After completing the detection of basic wireless communication data signals on several planets, the scientific research elite team also contacted such wireless communication data signals to exoplanets. Earlier this year, the International Low Frequency Array Space Telescope (LOFAR) in Spain discovered abnormal electromagnetic waves when observing a red dwarf star named GJ 1151, which scientists could not describe. The elite scientific research team believes that this may be caused by the planetary wind when the magnetic field of a likely Earth-sized planet collides with each other.

On this issue, scientists also have to confirm with radio observations after the fact. However, the scientific research elite team firmly believes that their research ideas are correct and can be used in the scientific research of exoplanets. So they used LOFAR again to make observations of three systems that had already been identified as having exoplanets: 55 Cancri, Upsilon Andromedae, and Tau Bo?tis.

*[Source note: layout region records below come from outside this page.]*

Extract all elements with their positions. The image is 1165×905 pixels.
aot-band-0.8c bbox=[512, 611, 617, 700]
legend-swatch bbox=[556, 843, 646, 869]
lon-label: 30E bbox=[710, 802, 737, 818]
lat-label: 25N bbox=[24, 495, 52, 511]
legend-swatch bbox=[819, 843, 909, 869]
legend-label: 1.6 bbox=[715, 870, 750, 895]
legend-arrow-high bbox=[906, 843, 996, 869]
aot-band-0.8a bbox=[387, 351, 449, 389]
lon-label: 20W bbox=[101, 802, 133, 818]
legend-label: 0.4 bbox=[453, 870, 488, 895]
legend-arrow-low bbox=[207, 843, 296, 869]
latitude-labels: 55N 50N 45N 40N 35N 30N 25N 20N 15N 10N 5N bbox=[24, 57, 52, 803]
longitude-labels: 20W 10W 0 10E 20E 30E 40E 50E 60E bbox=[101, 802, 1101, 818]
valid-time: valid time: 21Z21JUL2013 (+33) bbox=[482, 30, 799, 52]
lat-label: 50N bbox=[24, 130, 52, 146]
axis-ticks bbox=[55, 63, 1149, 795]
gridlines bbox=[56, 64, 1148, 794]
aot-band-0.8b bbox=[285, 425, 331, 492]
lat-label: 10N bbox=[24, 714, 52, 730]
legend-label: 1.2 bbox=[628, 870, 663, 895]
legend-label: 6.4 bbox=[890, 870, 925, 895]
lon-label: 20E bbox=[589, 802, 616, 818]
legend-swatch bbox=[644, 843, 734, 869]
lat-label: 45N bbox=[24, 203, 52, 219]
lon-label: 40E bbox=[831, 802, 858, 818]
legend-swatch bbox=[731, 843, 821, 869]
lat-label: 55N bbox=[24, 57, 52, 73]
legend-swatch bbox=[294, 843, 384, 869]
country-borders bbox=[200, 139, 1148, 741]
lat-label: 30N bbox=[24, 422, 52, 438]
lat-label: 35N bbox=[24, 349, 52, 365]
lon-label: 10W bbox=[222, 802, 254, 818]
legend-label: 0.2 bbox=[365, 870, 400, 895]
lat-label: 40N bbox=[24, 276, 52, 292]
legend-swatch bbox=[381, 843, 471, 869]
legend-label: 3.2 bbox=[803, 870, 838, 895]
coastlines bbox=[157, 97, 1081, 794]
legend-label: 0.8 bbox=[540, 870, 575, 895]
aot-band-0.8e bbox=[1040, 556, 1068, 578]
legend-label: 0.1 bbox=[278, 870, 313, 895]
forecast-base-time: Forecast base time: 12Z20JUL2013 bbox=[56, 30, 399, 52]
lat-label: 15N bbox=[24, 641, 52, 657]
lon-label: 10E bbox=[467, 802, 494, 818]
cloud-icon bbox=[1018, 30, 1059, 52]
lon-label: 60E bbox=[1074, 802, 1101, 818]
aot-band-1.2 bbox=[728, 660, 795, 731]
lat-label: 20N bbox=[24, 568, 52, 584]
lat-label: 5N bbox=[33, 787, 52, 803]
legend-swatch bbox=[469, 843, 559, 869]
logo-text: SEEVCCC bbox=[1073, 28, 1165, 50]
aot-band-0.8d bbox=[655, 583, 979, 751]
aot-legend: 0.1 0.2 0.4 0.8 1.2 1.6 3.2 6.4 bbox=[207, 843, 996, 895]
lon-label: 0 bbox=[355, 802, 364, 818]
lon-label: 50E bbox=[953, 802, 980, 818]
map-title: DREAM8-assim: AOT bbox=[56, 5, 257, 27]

The results show that only the data information of the τ Boes system software mainly shows the prediction and analysis status obtained by scientific researchers when using Jupiter detection. This system software is located at a distance of 5.1 billion light-years from us. In 1996, biologists used the radial velocity method to discover a giant planet τ Boes b with a mass five times higher than Jupiter. It is precisely in this system software that the elite scientific research team finds the results they want to see.

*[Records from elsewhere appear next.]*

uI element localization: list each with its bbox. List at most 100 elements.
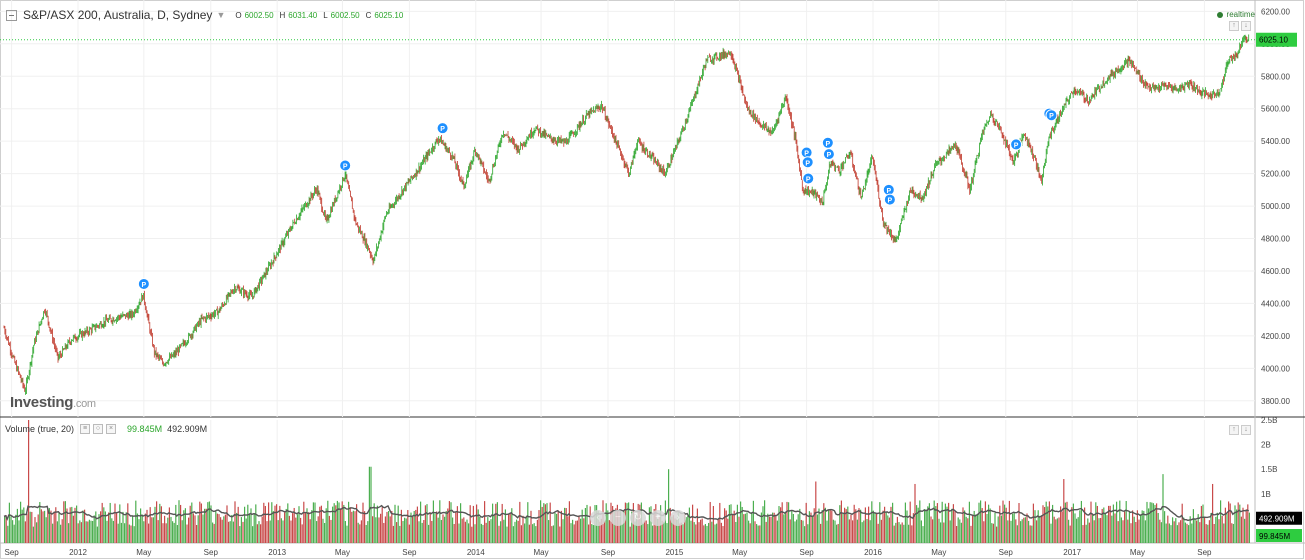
volume-bar [564, 507, 566, 543]
volume-bar [1172, 517, 1174, 543]
volume-bar [311, 510, 313, 543]
volume-bar [599, 521, 601, 543]
volume-bar [770, 516, 772, 543]
volume-bar [512, 526, 514, 543]
volume-bar [154, 506, 156, 543]
volume-bar [818, 508, 820, 543]
volume-bar [333, 503, 335, 543]
volume-bar [525, 516, 527, 543]
volume-bar [501, 503, 503, 543]
volume-bar [1061, 511, 1063, 543]
volume-bar [1168, 523, 1170, 543]
volume-bar [199, 501, 201, 543]
volume-bar [1216, 512, 1218, 543]
scroll-right-icon[interactable]: › [670, 510, 686, 526]
volume-bar [372, 516, 374, 543]
chevron-down-icon[interactable]: ▼ [216, 10, 226, 20]
volume-bar [522, 515, 524, 543]
volume-bar [592, 525, 594, 543]
volume-bar [184, 508, 186, 543]
volume-bar [716, 523, 718, 543]
volume-bar [10, 516, 12, 543]
volume-bar [757, 525, 759, 543]
volume-bar [1140, 515, 1142, 543]
scroll-left-icon[interactable]: ‹ [590, 510, 606, 526]
volume-bar [1120, 517, 1122, 543]
volume-bar [1208, 520, 1210, 543]
volume-bar [1160, 522, 1162, 543]
pane-up-icon[interactable]: ↑ [1229, 21, 1239, 31]
volume-bar [805, 502, 807, 543]
volume-bar [15, 514, 17, 543]
volume-bar [324, 523, 326, 543]
volume-bar [996, 526, 998, 543]
volume-bar [693, 522, 695, 543]
volume-bar [1175, 518, 1177, 543]
volume-bar [1128, 511, 1130, 543]
volume-bar [290, 520, 292, 543]
volume-bar [223, 516, 225, 543]
chart-navigation: ‹ − ↻ + › [590, 510, 686, 526]
volume-bar [549, 502, 551, 543]
volume-bar [447, 508, 449, 543]
volume-bar [152, 517, 154, 543]
volume-bar [389, 516, 391, 543]
volume-bar [493, 514, 495, 543]
volume-bar [34, 517, 36, 543]
volume-bar [940, 522, 942, 543]
volume-bar [74, 507, 76, 543]
volume-bar [175, 504, 177, 543]
volume-bar [1028, 520, 1030, 543]
volume-bar [1143, 510, 1145, 543]
volume-bar [882, 510, 884, 543]
volume-bar [1109, 505, 1111, 543]
volume-bar [960, 522, 962, 543]
volume-bar [92, 520, 94, 543]
volume-bar [1210, 512, 1212, 543]
volume-bar [1157, 513, 1159, 543]
collapse-icon[interactable] [6, 9, 17, 21]
volume-bar [468, 523, 470, 543]
volume-bar [31, 511, 33, 543]
volume-bar [789, 519, 791, 543]
pane-down-icon[interactable]: ↓ [1241, 21, 1251, 31]
volume-bar [698, 522, 700, 543]
volume-pane-up-icon[interactable]: ↑ [1229, 425, 1239, 435]
volume-bar [972, 514, 974, 543]
volume-bar [165, 523, 167, 543]
volume-hide-icon[interactable]: ○ [93, 424, 104, 434]
zoom-out-icon[interactable]: − [610, 510, 626, 526]
volume-bar [1205, 524, 1207, 543]
volume-bar [444, 516, 446, 543]
volume-close-icon[interactable]: × [106, 424, 117, 434]
volume-bar [1148, 508, 1150, 543]
volume-bar [400, 509, 402, 543]
volume-bar [93, 515, 95, 543]
volume-bar [1024, 517, 1026, 543]
volume-bar [608, 520, 610, 543]
volume-bar [23, 507, 25, 543]
volume-bar [359, 524, 361, 543]
reset-icon[interactable]: ↻ [630, 510, 646, 526]
volume-bar [840, 500, 842, 543]
volume-bar [943, 522, 945, 543]
volume-bar [1072, 503, 1074, 543]
volume-bar [303, 501, 305, 543]
volume-bar [376, 505, 378, 543]
volume-bar [328, 515, 330, 543]
volume-bar [1002, 500, 1004, 543]
volume-bar [282, 520, 284, 543]
volume-pane-down-icon[interactable]: ↓ [1241, 425, 1251, 435]
volume-bar [1188, 525, 1190, 543]
volume-bar [88, 519, 90, 543]
volume-bar [1093, 520, 1095, 543]
y-tick-label: 4400.00 [1261, 299, 1290, 308]
zoom-in-icon[interactable]: + [650, 510, 666, 526]
volume-bar [650, 506, 652, 543]
volume-settings-icon[interactable]: ≡ [80, 424, 91, 434]
volume-bar [559, 526, 561, 543]
volume-bar [668, 469, 670, 543]
volume-bar [280, 518, 282, 543]
volume-bar [959, 519, 961, 543]
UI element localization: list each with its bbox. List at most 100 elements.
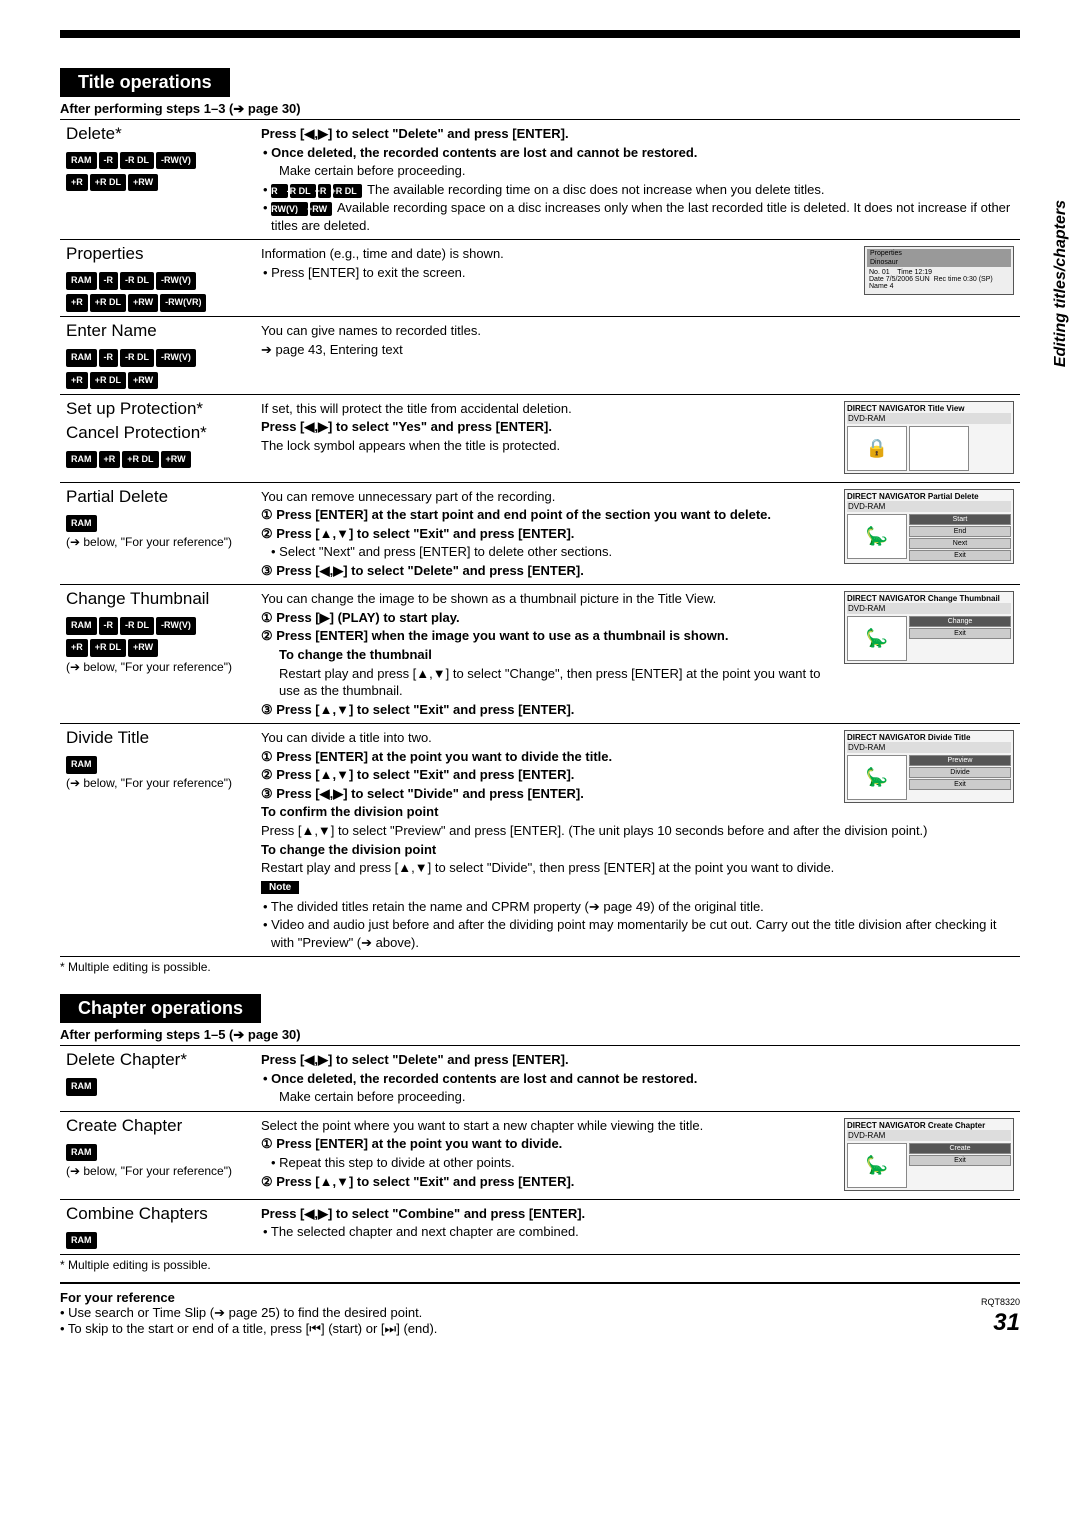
format-badge: +R DL: [90, 639, 126, 656]
op-thumb-ref: (➔ below, "For your reference"): [66, 660, 249, 674]
format-badge: RAM: [66, 1078, 97, 1095]
chapter-ops-table: Delete Chapter* RAM Press [◀,▶] to selec…: [60, 1045, 1020, 1255]
op-enter-badges: RAM-R-R DL-RW(V): [66, 345, 249, 367]
op-cancel-prot: Cancel Protection*: [66, 423, 249, 443]
format-badge: +R: [66, 294, 88, 311]
op-partial-badges: RAM: [66, 511, 249, 533]
op-delete-name: Delete*: [66, 124, 249, 144]
op-combine-name: Combine Chapters: [66, 1204, 249, 1224]
rqt-code: RQT8320: [981, 1297, 1020, 1307]
op-thumb-name: Change Thumbnail: [66, 589, 249, 609]
format-badge: RAM: [66, 756, 97, 773]
combine-l1: Press [◀,▶] to select "Combine" and pres…: [261, 1205, 1014, 1223]
thumb-button: Exit: [909, 550, 1011, 561]
format-badge: -R DL: [120, 152, 154, 169]
format-badge: -RW(VR): [160, 294, 206, 311]
create-thumb: DIRECT NAVIGATOR Create Chapter DVD-RAM …: [844, 1118, 1014, 1191]
delchap-l2: • Once deleted, the recorded contents ar…: [261, 1070, 1014, 1088]
format-badge: -R: [271, 184, 288, 198]
op-divide-name: Divide Title: [66, 728, 249, 748]
format-badge: RAM: [66, 451, 97, 468]
op-create-badges: RAM: [66, 1140, 249, 1162]
partial-l5: ③ Press [◀,▶] to select "Delete" and pre…: [261, 562, 1014, 580]
chapter-ops-footnote: * Multiple editing is possible.: [60, 1258, 1020, 1272]
thumb-l5: Restart play and press [▲,▼] to select "…: [261, 665, 1014, 700]
chapter-ops-header: Chapter operations: [60, 994, 261, 1023]
divide-l10: • Video and audio just before and after …: [261, 916, 1014, 951]
format-badge: +RW: [128, 639, 158, 656]
op-combine-badges: RAM: [66, 1228, 249, 1250]
op-partial-name: Partial Delete: [66, 487, 249, 507]
thumb-button: Exit: [909, 779, 1011, 790]
format-badge: +R: [66, 174, 88, 191]
format-badge: +R DL: [122, 451, 158, 468]
format-badge: RAM: [66, 1232, 97, 1249]
format-badge: +R DL: [90, 294, 126, 311]
delete-l2: • Once deleted, the recorded contents ar…: [261, 144, 1014, 162]
delete-l5: • -RW(V)+RW Available recording space on…: [261, 199, 1014, 234]
format-badge: -RW(V): [156, 617, 196, 634]
divide-l6: Press [▲,▼] to select "Preview" and pres…: [261, 822, 1014, 840]
sidebar-label: Editing titles/chapters: [1052, 200, 1070, 367]
thumb-button: Exit: [909, 628, 1011, 639]
format-badge: +R DL: [90, 174, 126, 191]
op-delete-badges2: +R+R DL+RW: [66, 170, 249, 192]
format-badge: +R: [66, 372, 88, 389]
thumb-button: Next: [909, 538, 1011, 549]
delchap-l3: Make certain before proceeding.: [261, 1088, 1014, 1106]
format-badge: -R DL: [120, 349, 154, 366]
format-badge: -R: [99, 152, 119, 169]
thumb-button: Start: [909, 514, 1011, 525]
format-badge: -R DL: [120, 617, 154, 634]
op-thumb-badges: RAM-R-R DL-RW(V): [66, 613, 249, 635]
format-badge: -RW(V): [271, 202, 308, 216]
format-badge: -R: [99, 272, 119, 289]
thumb-l6: ③ Press [▲,▼] to select "Exit" and press…: [261, 701, 1014, 719]
thumb-button: Create: [909, 1143, 1011, 1154]
format-badge: +R: [66, 639, 88, 656]
title-ops-table: Delete* RAM-R-R DL-RW(V) +R+R DL+RW Pres…: [60, 119, 1020, 957]
format-badge: -RW(V): [156, 152, 196, 169]
enter-l2: ➔ page 43, Entering text: [261, 341, 1014, 359]
combine-l2: • The selected chapter and next chapter …: [261, 1223, 1014, 1241]
format-badge: +R DL: [90, 372, 126, 389]
protection-thumb: DIRECT NAVIGATOR Title View DVD-RAM 🔒: [844, 401, 1014, 474]
divide-note: Note: [261, 881, 299, 894]
op-thumb-badges2: +R+R DL+RW: [66, 635, 249, 657]
format-badge: RAM: [66, 152, 97, 169]
partial-thumb: DIRECT NAVIGATOR Partial Delete DVD-RAM …: [844, 489, 1014, 564]
format-badge: -R: [99, 617, 119, 634]
delete-l1: Press [◀,▶] to select "Delete" and press…: [261, 125, 1014, 143]
format-badge: RAM: [66, 349, 97, 366]
format-badge: -R DL: [290, 184, 316, 198]
thumb-thumb: DIRECT NAVIGATOR Change Thumbnail DVD-RA…: [844, 591, 1014, 664]
op-prot-badges: RAM+R+R DL+RW: [66, 447, 249, 469]
op-create-ref: (➔ below, "For your reference"): [66, 1164, 249, 1178]
title-ops-header: Title operations: [60, 68, 230, 97]
props-thumb: Properties Dinosaur No. 01 Time 12:19 Da…: [864, 246, 1014, 295]
op-partial-ref: (➔ below, "For your reference"): [66, 535, 249, 549]
format-badge: +R: [99, 451, 121, 468]
delete-l4: • -R-R DL+R+R DL The available recording…: [261, 181, 1014, 199]
thumb-button: Change: [909, 616, 1011, 627]
op-enter-badges2: +R+R DL+RW: [66, 368, 249, 390]
format-badge: -RW(V): [156, 272, 196, 289]
op-delete-badges: RAM-R-R DL-RW(V): [66, 148, 249, 170]
title-ops-footnote: * Multiple editing is possible.: [60, 960, 1020, 974]
format-badge: -R DL: [120, 272, 154, 289]
op-delchap-badges: RAM: [66, 1074, 249, 1096]
op-setup-prot: Set up Protection*: [66, 399, 249, 419]
title-ops-after: After performing steps 1–3 (➔ page 30): [60, 101, 1020, 117]
format-badge: +R DL: [333, 184, 361, 198]
for-ref-l1: • Use search or Time Slip (➔ page 25) to…: [60, 1305, 1020, 1321]
format-badge: -RW(V): [156, 349, 196, 366]
divide-l9: • The divided titles retain the name and…: [261, 898, 1014, 916]
op-props-name: Properties: [66, 244, 249, 264]
page-number: 31: [993, 1309, 1020, 1337]
delete-l3: Make certain before proceeding.: [261, 162, 1014, 180]
op-enter-name: Enter Name: [66, 321, 249, 341]
op-divide-badges: RAM: [66, 752, 249, 774]
divide-l8: Restart play and press [▲,▼] to select "…: [261, 859, 1014, 877]
thumb-button: Divide: [909, 767, 1011, 778]
divide-l7: To change the division point: [261, 841, 1014, 859]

Turner said: "We have confirmed that this kind of planet can send wireless communication data signals, from the compressive strength of wireless communication data signals, the polarization of light to the magnetic field of the planet, which are in good agreement with the theoretical inference results."

According to their scientific research, the compressive strength of the magnetic field of τ b Boes is about 5-11 Gaussian function. In comparison, the compressive strength of Jupiter's magnetic field, the strongest magnetic field of the solar system planets, is in the middle of the 4-13 Gaussian function. Then, everyone has reason to believe that τ Boes and Jupiter have the same internal structure that can cause a strong magnetic field, that is, a very large core composed of plated hydrogen, whose temperature and working pressure are terrifying. s level.

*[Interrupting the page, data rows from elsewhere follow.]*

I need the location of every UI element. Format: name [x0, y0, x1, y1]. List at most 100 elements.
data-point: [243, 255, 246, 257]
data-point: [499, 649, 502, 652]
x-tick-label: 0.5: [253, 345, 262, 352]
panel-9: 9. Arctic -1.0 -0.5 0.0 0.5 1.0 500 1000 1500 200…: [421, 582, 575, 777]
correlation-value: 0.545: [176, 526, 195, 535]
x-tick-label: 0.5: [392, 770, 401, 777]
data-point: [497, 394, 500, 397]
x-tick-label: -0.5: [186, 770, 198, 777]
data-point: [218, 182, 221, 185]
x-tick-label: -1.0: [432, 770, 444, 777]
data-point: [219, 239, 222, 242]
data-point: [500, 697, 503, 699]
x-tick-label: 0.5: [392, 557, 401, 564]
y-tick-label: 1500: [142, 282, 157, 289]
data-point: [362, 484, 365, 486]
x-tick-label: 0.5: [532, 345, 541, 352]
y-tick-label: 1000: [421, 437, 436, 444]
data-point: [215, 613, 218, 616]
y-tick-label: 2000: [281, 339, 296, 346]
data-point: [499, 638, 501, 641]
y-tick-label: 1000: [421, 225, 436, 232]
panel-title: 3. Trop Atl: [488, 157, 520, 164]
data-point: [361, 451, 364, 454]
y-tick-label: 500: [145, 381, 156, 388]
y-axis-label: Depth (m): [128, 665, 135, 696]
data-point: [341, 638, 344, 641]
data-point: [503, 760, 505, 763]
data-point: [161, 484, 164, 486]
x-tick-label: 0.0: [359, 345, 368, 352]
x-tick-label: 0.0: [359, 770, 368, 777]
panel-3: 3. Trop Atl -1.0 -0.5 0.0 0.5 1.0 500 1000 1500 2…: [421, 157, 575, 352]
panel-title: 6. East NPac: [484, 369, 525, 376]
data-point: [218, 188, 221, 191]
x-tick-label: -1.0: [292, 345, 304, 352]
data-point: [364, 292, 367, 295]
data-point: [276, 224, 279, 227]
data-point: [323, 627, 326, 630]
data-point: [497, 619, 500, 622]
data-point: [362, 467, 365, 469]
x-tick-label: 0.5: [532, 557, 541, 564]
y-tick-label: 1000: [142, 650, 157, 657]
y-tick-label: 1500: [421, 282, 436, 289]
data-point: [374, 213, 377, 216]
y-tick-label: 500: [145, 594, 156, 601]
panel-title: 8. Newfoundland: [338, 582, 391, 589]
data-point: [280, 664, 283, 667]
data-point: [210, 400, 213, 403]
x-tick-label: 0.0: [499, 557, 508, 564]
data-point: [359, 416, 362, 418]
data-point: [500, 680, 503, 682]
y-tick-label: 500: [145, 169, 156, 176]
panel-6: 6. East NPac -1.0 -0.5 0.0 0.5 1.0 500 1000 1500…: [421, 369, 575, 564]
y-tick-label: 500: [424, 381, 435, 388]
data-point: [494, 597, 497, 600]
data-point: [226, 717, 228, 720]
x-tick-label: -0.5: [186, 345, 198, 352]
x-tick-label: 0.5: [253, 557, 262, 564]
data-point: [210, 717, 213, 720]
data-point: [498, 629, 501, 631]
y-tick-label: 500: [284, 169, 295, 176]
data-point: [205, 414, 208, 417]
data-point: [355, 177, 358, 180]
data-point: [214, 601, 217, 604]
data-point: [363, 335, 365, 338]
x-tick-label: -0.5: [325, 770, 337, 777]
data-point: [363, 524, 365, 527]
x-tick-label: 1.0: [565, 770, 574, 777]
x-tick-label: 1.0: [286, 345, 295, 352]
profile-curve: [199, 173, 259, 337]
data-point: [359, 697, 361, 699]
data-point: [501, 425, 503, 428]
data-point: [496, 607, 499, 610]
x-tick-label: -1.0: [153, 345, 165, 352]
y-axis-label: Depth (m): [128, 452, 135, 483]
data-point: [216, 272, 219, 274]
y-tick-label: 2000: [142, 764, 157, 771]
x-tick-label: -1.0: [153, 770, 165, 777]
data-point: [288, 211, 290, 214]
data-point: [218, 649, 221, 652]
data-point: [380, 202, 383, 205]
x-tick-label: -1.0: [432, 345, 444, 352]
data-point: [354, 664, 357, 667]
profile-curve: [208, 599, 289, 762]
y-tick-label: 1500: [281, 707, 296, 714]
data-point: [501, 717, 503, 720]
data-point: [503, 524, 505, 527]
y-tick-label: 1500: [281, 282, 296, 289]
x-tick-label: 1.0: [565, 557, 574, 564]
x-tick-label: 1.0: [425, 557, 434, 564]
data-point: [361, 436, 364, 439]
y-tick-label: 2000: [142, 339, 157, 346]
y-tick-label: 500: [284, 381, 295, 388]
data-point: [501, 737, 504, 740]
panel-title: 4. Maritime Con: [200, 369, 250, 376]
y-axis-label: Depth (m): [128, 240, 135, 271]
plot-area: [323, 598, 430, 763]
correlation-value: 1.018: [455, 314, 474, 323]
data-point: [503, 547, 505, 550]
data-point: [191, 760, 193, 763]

Such scientific research is more meaningful, as Turner often said: "The magnetic field of an terrestrial exoplanet can protect the planet's Earth's atmosphere from the solar wind and cosmic rays, and also avoid the outflow of the planet's Earth's atmosphere, which can improve its suitability. probability of survival."

For many years now, scientists have understood the key practical significance of magnetic fields in maintaining the beauty of planetary environments, and there is no way to detect whether exoplanets have magnetic fields alone. If the method of Turner et al. turns out to be reliable, it will be a huge improvement for everyone to find super-Earths in space.

Turner also emphasized: At this stage, the wireless communication data signals that they can detect are still very weak. In order to certify this method or use this method for scientific research in the future, they must rely on other low-frequency telescopes, which can help They look for the real source of this wireless communication data signal. Everyone expects that this is indeed the result of the harm caused by the exoplanet's magnetic field to the planetary wind, but it is not clear that it is very likely to be a planetary flare.

I firmly believe that scientists will certify this method as soon as possible, and once it is proven to be reasonable, there can be no doubt that we are one step closer to finding a second Earth.